Self-signed certificates require manual trust installation -- users must install the certificate to Trusted People or Trusted Root Certification Authorities before the MSIX will install.
Never commit PFX files or certificate passwords to source control -- store certificates as CI secrets (GitHub Secrets, Azure DevOps Secure Files) and decode them during the build pipeline.
AppxBundle=Auto produces a bundle only when multiple architectures are built -- for single-architecture builds, it produces a flat .msix file, not a bundle.
MSIX apps run in a container-like sandbox -- file system access is virtualized. Apps writing to AppData get redirected to the package-specific location. Use ApplicationData.Current APIs, not hardcoded paths.

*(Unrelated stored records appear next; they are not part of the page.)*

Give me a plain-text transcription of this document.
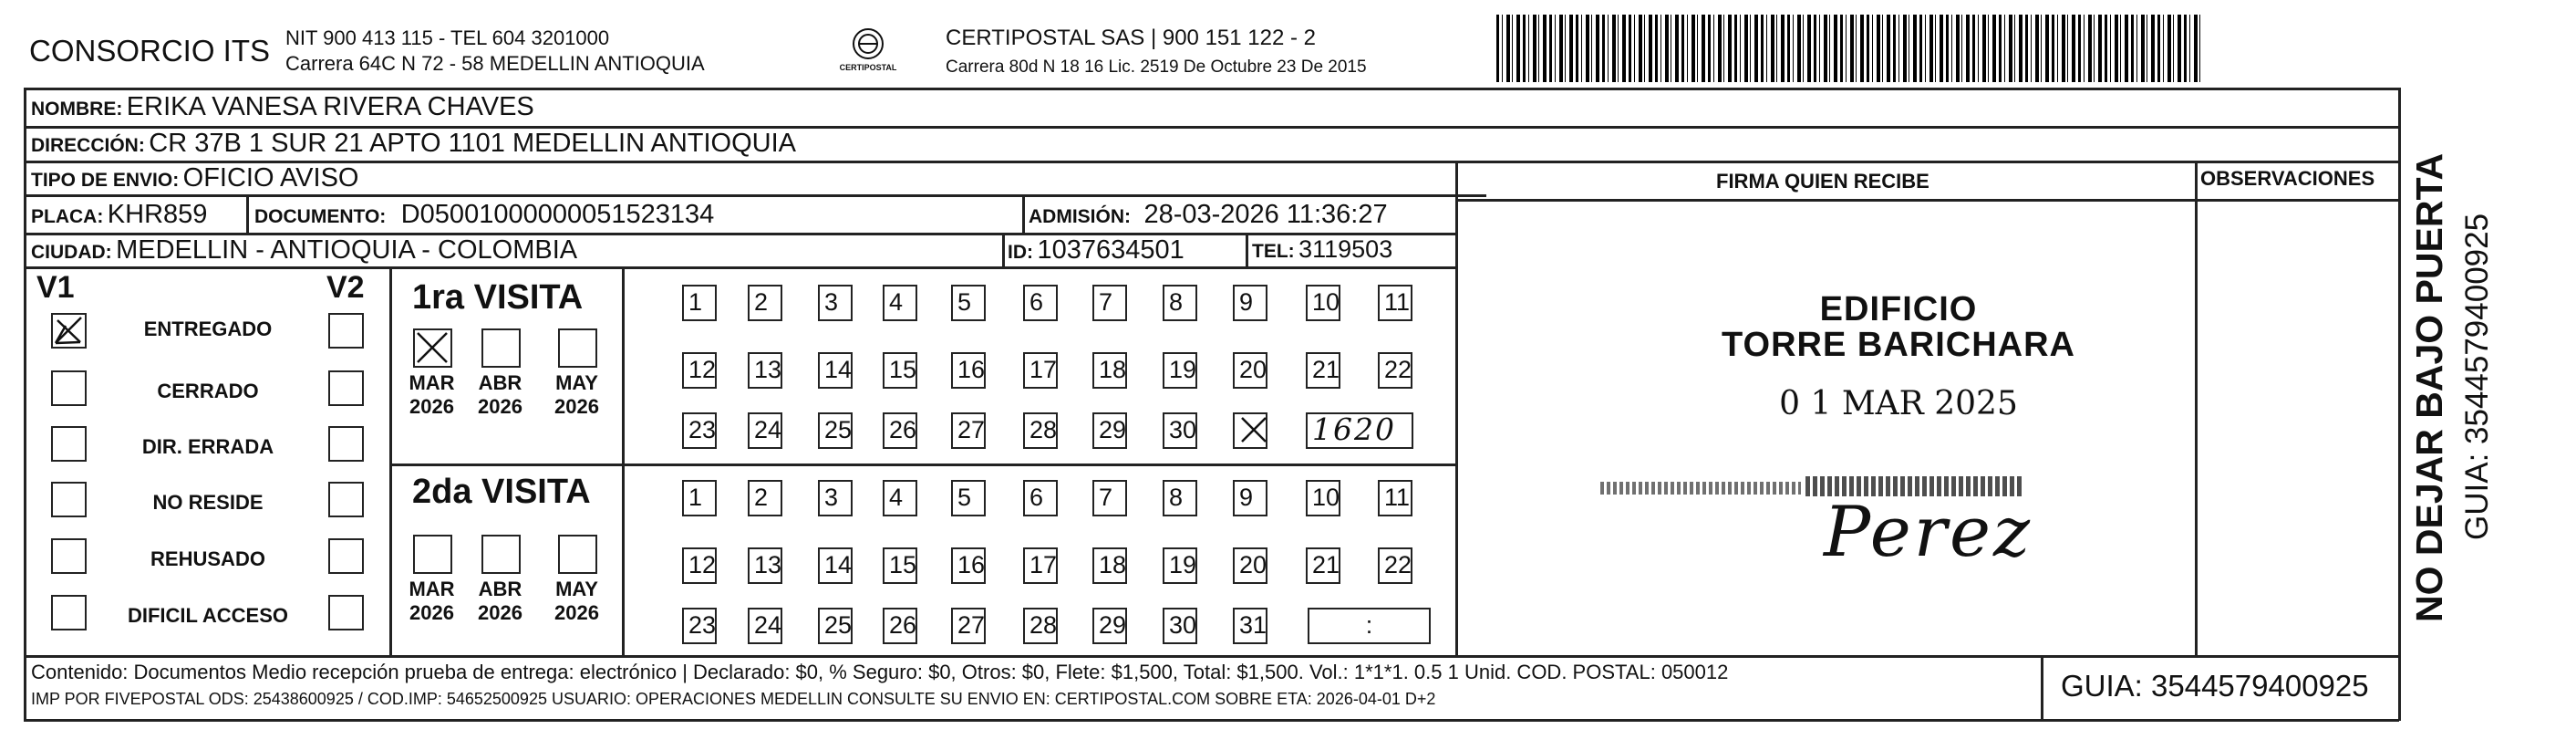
CONSORCIO ITS NIT 900 413 115 - TEL 604 3201000
Carrera 64C N 72 - 58 MEDELLIN ANTIOQUIA	CERTIPOSTAL
CERTIPOSTAL SAS | 900 151 122 - 2
Carrera 80d N 18 16 Lic. 2519 De Octubre 23 De 2015
NOMBRE: ERIKA VANESA RIVERA CHAVES
DIRECCIÓN: CR 37B 1 SUR 21 APTO 1101 MEDELLIN ANTIOQUIA
TIPO DE ENVIO: OFICIO AVISO	FIRMA QUIEN RECIBE	OBSERVACIONES
PLACA: KHR859 DOCUMENTO: D05001000000051523134	ADMISIÓN: 28-03-2026 11:36:27
CIUDAD: MEDELLIN - ANTIOQUIA - COLOMBIA	ID: 1037634501	TEL: 3119503
V1	V2
ENTREGADO
CERRADO
DIR. ERRADA
NO RESIDE
REHUSADO
DIFICIL ACCESO
1ra VISITA
2da VISITA
1	2	3	4	5	6	7	8	9	10 11
12 13 14 15 16 17 18 19 20 21 22
23 24 25 26 27 28 29 30	1620
MAR
2026
ABR
2026
MAY
2026
1	2	3	4	5	6	7	8	9	10 11
12 13 14 15 16 17 18 19 20 21 22
23 24 25 26 27 28 29 30 31	:
MAR
2026
ABR
2026
MAY
2026
EDIFICIO
TORRE BARICHARA
0 1 MAR 2025
Perez
Contenido: Documentos Medio recepción prueba de entrega: electrónico | Declarado: $0, % Seguro: $0, Otros: $0, Flete: $1,500, Total: $1,500. Vol.: 1*1*1. 0.5 1 Unid. COD. POSTAL: 050012
IMP POR FIVEPOSTAL ODS: 25438600925 / COD.IMP: 54652500925 USUARIO: OPERACIONES MEDELLIN CONSULTE SU ENVIO EN: CERTIPOSTAL.COM SOBRE ETA: 2026-04-01 D+2	GUIA: 3544579400925
NO DEJAR BAJO PUERTA GUIA: 3544579400925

Store submission uses .msixupload not .msix -- set /p:UapAppxPackageBuildMode=StoreUpload to generate the correct upload format.
CI builds on windows-latest include the Windows SDK -- no separate SDK installation step is needed for signtool.exe and MakeAppx.exe.
Do not hardcode TFM paths in CI examples -- use variable references (e.g., ${{ github.workspace }}) so examples work across .NET versions.